Here's an example of the default output:
INFO:root:Registered 16 rule(s)
ERROR:root:Alert rule checks
INFO:root: EC5zlmcAcAA: Rule: 0 E_RULE_MISSING_NOTIFICATIONS
No notifications
An alert with no notifications cannot alert anyone. Consider removing or adding notifications.
INFO:root: EC5zlmcAcAA: Rule: 0 E_RULE_NOVARS_PARAMETERIZED_BODY
No parameterized body vars
Using a parameterized body with no vars misses out in improved context. Consider adding tags from the alert result.
And an example of json
output formatted output:
{
"rule_warnings": {
"EC5zlmcAcAA": {
"0": [
{
"description": "No notifications",
"error_code": "E_RULE_MISSING_NOTIFICATIONS",
"help": "An alert with no notifications cannot alert anyone. Consider removing or adding notifications."
},
{
"description": "No parameterized body vars",
"error_code": "E_RULE_NOVARS_PARAMETERIZED_BODY",
"help": "Using a parameterized body with no vars misses out in improved context. Consider adding tags from the alert result."
}
]
}
},
"warnings": {
"EC5zlmcAcAA": [
{
"description": "Not old enough to draw much from",
"error_code": "E_TOO_IMMATURE",
"help": "Let this alert cook a bit longer and try again!"
},
{
"description": "Some of the time series in this signalflow don't exist",
"error_code": "E_MISSING_TIMESERIES",
"help": "There are time series missing from this detector, which might mean the metrics have gone away and the alert needs adjusting or removal."
}
]
}
}
This is definitely a work in progress. It can do so many things to help humans!
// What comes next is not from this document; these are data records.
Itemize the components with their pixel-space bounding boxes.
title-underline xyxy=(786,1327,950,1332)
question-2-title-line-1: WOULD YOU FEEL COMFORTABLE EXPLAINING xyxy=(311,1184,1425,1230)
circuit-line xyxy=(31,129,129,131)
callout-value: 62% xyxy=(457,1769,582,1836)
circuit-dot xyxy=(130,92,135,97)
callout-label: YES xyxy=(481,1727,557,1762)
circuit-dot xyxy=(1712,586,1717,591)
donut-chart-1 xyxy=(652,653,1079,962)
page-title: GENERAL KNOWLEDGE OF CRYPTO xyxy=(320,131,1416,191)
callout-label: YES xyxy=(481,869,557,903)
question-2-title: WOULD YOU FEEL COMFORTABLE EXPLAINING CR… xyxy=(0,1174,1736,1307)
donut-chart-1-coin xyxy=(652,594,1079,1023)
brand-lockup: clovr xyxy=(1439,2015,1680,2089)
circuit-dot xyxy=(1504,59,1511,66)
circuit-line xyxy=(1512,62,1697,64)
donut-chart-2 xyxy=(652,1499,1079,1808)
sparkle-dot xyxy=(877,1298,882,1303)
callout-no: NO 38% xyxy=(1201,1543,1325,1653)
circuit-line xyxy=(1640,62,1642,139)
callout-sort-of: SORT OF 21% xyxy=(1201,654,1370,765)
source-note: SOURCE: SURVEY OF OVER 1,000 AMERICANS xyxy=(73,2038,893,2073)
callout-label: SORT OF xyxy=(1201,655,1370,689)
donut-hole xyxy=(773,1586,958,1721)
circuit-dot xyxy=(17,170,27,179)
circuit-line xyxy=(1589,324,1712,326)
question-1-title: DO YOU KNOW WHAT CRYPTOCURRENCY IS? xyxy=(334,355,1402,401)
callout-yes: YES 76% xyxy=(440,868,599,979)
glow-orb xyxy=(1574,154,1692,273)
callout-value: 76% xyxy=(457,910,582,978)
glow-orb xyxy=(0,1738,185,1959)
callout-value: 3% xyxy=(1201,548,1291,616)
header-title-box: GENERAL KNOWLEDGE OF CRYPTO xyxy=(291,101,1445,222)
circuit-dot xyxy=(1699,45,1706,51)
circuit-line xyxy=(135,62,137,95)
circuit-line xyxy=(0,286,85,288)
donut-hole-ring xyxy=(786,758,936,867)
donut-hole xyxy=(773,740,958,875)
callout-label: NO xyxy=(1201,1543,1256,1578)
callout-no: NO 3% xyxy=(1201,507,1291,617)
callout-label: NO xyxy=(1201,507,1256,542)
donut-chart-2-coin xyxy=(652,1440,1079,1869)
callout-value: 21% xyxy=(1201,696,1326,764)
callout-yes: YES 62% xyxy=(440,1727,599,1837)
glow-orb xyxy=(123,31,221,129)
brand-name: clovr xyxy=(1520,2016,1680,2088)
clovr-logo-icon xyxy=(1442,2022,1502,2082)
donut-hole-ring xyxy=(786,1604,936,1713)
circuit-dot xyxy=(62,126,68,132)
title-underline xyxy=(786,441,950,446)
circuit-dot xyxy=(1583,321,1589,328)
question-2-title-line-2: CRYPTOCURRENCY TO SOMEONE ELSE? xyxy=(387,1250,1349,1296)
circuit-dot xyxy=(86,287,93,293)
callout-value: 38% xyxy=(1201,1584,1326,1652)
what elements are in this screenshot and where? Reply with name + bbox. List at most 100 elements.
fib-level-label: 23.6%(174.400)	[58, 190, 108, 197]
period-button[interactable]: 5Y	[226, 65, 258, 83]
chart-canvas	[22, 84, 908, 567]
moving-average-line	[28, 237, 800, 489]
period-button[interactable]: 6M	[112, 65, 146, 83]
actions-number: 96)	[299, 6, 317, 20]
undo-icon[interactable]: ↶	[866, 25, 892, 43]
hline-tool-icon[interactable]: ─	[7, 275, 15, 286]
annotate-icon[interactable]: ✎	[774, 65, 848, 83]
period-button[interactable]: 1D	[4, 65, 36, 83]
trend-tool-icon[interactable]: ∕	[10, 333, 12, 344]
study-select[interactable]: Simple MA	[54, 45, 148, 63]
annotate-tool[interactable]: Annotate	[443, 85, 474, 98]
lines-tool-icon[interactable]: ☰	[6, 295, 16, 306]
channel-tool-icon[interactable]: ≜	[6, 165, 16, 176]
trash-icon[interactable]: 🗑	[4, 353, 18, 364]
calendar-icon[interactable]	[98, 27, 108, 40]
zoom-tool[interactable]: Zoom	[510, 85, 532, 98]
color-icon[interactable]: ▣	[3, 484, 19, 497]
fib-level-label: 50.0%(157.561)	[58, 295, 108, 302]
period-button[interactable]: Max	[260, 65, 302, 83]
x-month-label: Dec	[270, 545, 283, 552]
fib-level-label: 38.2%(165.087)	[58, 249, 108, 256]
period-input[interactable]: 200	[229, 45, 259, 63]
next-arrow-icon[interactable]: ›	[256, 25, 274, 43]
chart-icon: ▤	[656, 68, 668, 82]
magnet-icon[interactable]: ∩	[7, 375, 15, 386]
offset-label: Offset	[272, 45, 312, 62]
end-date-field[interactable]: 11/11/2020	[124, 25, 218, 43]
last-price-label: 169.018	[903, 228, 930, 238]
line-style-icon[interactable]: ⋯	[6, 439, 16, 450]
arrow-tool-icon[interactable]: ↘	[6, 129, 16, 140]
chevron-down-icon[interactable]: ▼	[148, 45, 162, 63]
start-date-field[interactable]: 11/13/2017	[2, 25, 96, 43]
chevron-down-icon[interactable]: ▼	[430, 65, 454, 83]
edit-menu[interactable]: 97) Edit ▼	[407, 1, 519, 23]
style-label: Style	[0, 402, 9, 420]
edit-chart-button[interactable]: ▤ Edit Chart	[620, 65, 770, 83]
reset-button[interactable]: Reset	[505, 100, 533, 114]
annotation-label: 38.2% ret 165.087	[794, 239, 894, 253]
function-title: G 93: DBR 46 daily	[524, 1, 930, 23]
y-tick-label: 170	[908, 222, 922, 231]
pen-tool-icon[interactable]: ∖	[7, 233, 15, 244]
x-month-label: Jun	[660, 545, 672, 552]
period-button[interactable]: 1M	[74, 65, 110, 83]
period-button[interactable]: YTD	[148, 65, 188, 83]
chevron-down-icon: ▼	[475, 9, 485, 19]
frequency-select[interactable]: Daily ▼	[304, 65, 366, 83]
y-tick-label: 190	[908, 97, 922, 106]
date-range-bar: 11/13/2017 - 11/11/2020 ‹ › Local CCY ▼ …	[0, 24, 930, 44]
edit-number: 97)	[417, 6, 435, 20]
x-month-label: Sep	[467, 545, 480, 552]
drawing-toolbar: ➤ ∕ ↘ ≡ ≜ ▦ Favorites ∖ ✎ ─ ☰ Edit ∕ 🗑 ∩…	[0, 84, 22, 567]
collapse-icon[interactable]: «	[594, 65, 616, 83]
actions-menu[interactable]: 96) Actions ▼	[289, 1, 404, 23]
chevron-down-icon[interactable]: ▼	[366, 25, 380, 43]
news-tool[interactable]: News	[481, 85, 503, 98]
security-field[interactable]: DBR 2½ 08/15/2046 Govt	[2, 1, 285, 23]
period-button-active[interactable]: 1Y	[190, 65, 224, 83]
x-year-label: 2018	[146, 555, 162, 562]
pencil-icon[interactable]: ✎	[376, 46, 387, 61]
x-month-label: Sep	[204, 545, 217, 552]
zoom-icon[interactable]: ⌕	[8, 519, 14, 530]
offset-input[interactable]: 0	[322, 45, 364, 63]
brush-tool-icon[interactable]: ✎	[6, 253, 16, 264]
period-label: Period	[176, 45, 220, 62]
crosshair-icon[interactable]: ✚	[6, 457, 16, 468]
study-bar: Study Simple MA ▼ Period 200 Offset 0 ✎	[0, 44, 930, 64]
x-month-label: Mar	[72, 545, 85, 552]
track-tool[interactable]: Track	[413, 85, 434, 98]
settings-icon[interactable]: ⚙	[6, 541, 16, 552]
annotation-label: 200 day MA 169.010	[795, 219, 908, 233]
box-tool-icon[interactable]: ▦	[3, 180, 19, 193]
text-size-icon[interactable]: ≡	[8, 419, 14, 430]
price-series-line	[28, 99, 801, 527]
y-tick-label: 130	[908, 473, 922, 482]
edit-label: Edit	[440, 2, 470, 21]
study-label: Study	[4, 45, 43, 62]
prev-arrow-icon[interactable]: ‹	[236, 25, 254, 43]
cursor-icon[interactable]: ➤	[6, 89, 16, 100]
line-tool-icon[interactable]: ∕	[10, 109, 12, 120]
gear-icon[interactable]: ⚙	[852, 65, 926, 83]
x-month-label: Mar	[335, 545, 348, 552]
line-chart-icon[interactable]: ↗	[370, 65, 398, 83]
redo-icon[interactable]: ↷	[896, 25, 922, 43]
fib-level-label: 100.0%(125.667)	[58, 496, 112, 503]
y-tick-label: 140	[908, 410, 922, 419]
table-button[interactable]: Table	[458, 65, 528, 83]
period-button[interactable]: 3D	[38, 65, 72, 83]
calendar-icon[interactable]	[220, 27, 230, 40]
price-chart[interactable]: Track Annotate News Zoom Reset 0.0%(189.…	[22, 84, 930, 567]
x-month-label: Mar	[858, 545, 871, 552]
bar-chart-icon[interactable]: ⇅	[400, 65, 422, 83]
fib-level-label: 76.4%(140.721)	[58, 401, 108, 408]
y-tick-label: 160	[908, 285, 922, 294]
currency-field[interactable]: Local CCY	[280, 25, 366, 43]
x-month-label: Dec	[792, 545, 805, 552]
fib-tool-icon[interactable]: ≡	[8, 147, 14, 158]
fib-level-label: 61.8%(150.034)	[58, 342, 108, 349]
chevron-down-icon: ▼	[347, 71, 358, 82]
Here's some stuff:
- Add more things!
- list detectors by pattern, and apply rules to all
.accessor.yaml
, where one can disable or configure rules, or point at custom rules- Or perhaps in-alert pragma
- offer to fix things? are there even rules that this would make sense for?
- colorize output, because why not
- reduce boiler plate in RuleCheck
- add tests with JSON blobs from the API